In the Margins

K-Means Clustering

K-Means Clustering

K-Means clustering partitions a set of documents into a number of groups or clusters in a way that minimizes the variation within clusters. The "K" refers to the number of partitions, so for example, if you wish to see how your documents might cluster into three (3) groups, you would set K=3. [footnote?  You know like if you ask a mathematician, "Give me a number, any number" and she replies, "How about K."]

[not sure about this paragraph: Thus it uses variation of the terms within documents, rather than distances between them, to form clusters. Unlike hierarchical clustering, K-Means clustering requires us to choose the number of clusters (K) we wish to produce. However, we do not need to choose a distance metric. As a result, K-Means can be a good alternative to hierarchical clustering for large data sets since it is less computationally intensive.]

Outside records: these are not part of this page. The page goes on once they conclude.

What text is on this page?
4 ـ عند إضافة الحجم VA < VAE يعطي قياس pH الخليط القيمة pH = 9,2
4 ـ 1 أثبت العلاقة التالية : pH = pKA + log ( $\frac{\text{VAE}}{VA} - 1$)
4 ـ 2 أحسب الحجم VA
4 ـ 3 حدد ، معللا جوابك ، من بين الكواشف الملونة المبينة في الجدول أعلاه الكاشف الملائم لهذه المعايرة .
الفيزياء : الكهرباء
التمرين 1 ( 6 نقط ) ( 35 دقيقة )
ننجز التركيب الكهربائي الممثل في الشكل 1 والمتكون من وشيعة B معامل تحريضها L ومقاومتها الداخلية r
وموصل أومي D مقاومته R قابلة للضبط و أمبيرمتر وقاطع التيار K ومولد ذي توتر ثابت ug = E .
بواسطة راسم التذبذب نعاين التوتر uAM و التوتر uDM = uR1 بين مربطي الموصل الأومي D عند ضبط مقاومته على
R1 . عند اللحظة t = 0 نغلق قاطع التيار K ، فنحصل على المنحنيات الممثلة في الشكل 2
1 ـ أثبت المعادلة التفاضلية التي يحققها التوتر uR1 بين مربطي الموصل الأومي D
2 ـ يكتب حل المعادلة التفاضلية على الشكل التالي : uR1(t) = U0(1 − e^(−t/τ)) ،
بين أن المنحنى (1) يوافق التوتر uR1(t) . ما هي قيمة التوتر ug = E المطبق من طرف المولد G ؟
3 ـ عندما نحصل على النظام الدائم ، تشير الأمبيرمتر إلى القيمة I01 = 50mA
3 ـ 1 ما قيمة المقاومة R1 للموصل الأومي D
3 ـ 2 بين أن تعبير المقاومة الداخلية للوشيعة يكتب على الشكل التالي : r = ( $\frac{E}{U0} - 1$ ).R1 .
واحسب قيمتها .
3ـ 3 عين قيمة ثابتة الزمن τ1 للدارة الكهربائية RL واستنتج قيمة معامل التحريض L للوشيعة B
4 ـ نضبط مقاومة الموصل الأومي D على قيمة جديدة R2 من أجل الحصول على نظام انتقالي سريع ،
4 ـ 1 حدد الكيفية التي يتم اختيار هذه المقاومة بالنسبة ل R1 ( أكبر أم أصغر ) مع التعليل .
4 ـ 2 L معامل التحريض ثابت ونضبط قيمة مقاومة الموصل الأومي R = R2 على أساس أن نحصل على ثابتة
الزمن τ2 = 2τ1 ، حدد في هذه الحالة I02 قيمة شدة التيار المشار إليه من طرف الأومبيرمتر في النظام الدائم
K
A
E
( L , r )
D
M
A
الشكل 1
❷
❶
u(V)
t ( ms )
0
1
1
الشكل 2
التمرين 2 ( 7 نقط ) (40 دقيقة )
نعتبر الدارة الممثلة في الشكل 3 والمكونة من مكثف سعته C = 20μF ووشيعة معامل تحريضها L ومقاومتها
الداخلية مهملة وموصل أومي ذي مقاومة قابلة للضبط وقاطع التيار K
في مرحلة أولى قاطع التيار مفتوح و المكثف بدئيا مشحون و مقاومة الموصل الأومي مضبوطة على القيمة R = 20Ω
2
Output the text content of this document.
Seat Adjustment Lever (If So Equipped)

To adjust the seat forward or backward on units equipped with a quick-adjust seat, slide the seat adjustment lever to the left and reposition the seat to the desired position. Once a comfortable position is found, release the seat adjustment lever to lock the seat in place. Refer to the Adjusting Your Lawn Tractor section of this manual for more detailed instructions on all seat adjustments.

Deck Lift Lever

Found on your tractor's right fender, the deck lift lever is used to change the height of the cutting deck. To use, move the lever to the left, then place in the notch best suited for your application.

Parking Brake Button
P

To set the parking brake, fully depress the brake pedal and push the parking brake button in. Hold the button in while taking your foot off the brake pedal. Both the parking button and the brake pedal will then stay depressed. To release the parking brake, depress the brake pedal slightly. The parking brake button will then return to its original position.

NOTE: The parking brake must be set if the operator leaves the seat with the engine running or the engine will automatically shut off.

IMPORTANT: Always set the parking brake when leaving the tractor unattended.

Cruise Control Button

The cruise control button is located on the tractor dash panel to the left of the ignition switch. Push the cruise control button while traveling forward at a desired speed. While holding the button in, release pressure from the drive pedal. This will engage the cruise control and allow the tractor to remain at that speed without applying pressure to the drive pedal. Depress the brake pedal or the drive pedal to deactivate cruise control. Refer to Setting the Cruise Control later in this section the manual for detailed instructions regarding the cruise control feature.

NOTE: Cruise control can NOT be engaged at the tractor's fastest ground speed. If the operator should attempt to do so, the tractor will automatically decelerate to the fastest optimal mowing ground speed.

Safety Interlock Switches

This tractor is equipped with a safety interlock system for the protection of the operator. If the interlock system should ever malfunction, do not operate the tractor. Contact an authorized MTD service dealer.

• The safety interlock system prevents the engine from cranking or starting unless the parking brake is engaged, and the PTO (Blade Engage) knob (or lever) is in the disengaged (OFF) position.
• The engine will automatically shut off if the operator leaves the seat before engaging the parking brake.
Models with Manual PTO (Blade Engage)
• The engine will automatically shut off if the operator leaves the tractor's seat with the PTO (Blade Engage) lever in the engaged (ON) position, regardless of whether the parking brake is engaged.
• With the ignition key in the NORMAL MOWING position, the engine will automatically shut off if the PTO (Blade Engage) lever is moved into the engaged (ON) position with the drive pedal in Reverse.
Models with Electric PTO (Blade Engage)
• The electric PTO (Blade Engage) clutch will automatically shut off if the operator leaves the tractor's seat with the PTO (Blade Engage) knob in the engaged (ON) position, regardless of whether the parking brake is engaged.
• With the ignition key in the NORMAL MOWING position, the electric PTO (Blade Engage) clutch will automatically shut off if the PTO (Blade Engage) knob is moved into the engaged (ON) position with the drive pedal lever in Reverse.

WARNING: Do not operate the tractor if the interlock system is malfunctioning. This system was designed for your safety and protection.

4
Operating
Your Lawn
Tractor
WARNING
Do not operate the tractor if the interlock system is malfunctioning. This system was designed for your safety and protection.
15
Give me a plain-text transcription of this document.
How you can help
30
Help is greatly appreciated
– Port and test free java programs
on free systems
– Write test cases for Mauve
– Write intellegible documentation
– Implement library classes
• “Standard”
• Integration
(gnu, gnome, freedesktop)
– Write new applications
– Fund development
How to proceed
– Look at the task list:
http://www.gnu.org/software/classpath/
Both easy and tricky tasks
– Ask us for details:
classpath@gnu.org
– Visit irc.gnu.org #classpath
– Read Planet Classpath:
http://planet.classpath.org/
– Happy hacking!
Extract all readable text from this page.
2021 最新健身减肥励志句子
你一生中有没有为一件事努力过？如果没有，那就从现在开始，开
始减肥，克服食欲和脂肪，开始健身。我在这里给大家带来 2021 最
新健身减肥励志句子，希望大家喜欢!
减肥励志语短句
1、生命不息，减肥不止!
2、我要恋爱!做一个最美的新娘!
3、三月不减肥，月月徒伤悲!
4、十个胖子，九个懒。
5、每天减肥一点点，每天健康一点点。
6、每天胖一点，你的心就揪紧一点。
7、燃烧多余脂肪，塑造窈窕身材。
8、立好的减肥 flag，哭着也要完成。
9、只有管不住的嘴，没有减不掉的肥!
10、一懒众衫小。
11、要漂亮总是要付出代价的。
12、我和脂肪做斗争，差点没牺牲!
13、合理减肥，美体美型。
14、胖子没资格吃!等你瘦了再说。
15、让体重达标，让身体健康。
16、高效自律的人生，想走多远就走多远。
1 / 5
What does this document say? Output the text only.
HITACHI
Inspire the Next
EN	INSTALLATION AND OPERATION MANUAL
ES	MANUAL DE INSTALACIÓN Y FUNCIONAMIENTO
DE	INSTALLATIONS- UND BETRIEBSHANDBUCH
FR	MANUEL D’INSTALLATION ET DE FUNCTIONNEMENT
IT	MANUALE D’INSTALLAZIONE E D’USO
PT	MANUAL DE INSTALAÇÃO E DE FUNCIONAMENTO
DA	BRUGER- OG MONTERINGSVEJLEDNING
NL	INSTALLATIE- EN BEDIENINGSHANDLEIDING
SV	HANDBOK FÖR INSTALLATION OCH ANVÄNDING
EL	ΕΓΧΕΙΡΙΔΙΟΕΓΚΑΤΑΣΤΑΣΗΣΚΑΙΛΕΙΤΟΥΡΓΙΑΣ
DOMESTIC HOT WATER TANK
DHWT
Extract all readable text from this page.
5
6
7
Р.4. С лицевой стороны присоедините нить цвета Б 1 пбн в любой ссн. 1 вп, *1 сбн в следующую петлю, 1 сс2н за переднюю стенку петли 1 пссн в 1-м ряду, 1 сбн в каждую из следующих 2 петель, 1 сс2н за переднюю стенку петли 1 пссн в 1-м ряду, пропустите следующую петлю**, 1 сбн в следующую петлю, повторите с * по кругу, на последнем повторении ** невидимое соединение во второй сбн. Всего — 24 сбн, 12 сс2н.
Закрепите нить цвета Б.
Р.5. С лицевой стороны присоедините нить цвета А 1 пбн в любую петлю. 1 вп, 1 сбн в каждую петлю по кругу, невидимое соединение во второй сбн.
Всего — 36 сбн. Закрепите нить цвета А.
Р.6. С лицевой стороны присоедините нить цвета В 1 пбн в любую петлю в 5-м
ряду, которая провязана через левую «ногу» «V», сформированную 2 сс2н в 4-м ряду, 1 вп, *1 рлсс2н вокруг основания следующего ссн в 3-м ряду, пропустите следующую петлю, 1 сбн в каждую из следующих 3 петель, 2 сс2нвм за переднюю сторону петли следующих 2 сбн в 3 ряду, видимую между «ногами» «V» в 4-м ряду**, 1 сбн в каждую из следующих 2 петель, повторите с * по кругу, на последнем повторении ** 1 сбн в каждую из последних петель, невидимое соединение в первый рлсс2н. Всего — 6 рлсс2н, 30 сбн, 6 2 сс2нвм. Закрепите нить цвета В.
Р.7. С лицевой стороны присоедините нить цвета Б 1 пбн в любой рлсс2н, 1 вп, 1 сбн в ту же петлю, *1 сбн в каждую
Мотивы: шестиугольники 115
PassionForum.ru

When thinking of K-means clustering, we recommend that you think of each of your documents as represented by a single (x,y) point on a two-dimensional coordinate plane. In this view, a cluster is a collection of documents (points) that are close to one another and together form a group. Assigning documents to a specific cluster amounts to determining which cluster "center" is closest to your document.

[show an image of circles that contain points thereby forming clusters]

The algorithm (general procedure or "recipe") for applying K-means to your collection of documents is described next. Again, the overall goal is to partition your documents into K non-empty subsets.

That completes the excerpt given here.